Today, as a Human-Centered AI student at Stanford University on a full scholarship, Mathias moves between grassroots communities and elite institutions with the same question in mind: Who is missing from this space, and how do we bring them in with dignity? His work sits at the intersection of technology, ethics, and public participation, pushing for systems that are built with youth rather than imposed on them.
What makes Mathias a Global Youth Visionary isn’t just what he’s accomplished—it’s how he leads. He leads with trust. With listening. With lived experience. He understands that youth participation doesn’t start with microphones or ballots; it starts with belonging. With being seen. With someone saying, “Your voice matters here.”

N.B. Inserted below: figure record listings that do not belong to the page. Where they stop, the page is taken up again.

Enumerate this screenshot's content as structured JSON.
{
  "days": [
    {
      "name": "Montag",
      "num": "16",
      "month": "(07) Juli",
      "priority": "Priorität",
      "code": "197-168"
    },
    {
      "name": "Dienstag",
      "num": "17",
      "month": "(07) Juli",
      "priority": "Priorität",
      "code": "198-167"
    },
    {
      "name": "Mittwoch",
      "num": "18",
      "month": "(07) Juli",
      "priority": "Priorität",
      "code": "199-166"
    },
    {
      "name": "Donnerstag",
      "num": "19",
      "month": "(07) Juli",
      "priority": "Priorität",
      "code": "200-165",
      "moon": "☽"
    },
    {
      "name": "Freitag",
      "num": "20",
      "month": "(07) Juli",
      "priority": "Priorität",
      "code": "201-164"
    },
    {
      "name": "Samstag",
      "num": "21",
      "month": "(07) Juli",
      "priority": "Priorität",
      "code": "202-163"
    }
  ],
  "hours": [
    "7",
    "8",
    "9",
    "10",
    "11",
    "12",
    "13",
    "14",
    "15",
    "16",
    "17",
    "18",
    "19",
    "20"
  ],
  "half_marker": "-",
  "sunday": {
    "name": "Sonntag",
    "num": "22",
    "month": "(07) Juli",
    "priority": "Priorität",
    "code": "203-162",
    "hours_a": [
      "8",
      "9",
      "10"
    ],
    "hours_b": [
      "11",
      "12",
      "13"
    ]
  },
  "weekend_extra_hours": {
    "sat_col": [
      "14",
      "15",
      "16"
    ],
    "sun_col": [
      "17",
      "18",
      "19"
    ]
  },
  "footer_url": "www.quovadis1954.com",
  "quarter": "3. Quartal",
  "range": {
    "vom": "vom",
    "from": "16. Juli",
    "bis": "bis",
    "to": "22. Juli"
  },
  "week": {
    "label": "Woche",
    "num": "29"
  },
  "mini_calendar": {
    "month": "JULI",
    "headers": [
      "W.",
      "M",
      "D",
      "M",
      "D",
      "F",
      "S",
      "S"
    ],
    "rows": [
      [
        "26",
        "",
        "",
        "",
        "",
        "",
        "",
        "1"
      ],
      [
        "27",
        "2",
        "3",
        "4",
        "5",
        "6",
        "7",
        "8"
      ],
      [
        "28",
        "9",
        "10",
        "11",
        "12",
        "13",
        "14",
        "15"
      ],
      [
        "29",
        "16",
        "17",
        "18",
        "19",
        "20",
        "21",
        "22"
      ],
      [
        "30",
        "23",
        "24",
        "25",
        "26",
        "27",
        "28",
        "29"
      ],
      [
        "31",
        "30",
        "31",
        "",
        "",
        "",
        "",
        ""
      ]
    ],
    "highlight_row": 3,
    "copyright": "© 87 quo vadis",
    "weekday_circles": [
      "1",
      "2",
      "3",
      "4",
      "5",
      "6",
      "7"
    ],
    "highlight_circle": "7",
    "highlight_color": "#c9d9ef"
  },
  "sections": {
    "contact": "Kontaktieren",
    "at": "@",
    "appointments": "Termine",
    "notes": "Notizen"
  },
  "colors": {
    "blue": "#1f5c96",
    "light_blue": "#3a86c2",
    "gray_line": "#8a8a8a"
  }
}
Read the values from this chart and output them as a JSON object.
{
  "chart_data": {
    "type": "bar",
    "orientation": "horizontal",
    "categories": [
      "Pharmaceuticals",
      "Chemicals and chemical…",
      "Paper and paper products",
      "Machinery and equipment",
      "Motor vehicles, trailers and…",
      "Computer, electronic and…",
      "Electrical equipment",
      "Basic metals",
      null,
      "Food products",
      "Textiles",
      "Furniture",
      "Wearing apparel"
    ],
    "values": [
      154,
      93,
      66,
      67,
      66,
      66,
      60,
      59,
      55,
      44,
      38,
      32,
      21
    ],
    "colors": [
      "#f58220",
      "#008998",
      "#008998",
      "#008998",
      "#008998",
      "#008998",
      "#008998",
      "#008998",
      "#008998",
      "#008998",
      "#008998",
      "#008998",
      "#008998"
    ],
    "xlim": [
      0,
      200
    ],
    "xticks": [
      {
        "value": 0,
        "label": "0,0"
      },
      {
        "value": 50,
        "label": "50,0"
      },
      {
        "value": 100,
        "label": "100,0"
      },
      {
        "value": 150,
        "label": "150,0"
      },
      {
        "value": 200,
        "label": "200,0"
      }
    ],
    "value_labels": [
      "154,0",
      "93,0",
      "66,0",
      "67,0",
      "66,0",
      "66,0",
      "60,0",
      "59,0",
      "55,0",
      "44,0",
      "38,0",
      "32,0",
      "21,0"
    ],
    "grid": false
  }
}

Mathias inspires other young people not by presenting himself as an exception, but as evidence. Evidence that Indigenous youth belong in conversations about AI. That first-generation students can shape institutions. That leadership can be soft-spoken and culturally rooted, and still deeply transformative.
If the future is being built right now, Mathias is one of the young people quietly—and boldly—making sure no one is left out of it.
Yusuf Muhammed Saidu: Building Trust and Leading Change from Within the Community
In many parts of the world young people grow up surrounded by challenges that can feel overwhelming. For Yusuf Muhammed Saidu those challenges became the motivation to act. Growing up in a region affected by conflict he saw how instability and insecurity affected everyday life. Rather than turning away from those realities he decided to focus on building peace and strengthening civic engagement in his community.
Yusuf’s work is rooted in the belief that young people have an important role to play in shaping their societies. Early in his journey he noticed that there was often a gap between young people and the institutions that were supposed to represent them. Many youth felt unheard and disconnected from decision-making processes.
To address this gap, Yusuf focused on empowering young people with knowledge and confidence. Through education, dialogue, and community programs, he has helped youth become more engaged in civic life. His approach emphasizes accountability and participation, encouraging young people to see themselves as contributors to their communities rather than observers.
A central theme in Yusuf’s work is trust. He believes that trust must come before transformation. Institutions can only function effectively when communities believe that their voices matter and that their concerns are taken seriously. By working closely with local communities and prioritizing listening, he has helped build relationships that make meaningful change possible.
What makes Yusuf’s leadership particularly powerful is its consistency. His work shows that progress is often the result of small actions repeated over time. Showing up, keeping promises, and remaining committed to community needs can slowly rebuild confidence and cooperation.
Reflecting on Yusuf’s story is inspiring. His work demonstrates that youth leadership is not defined by grand gestures but by steady dedication. Through patience and commitment, he is helping young people recognize their own capacity to shape the future of their communities.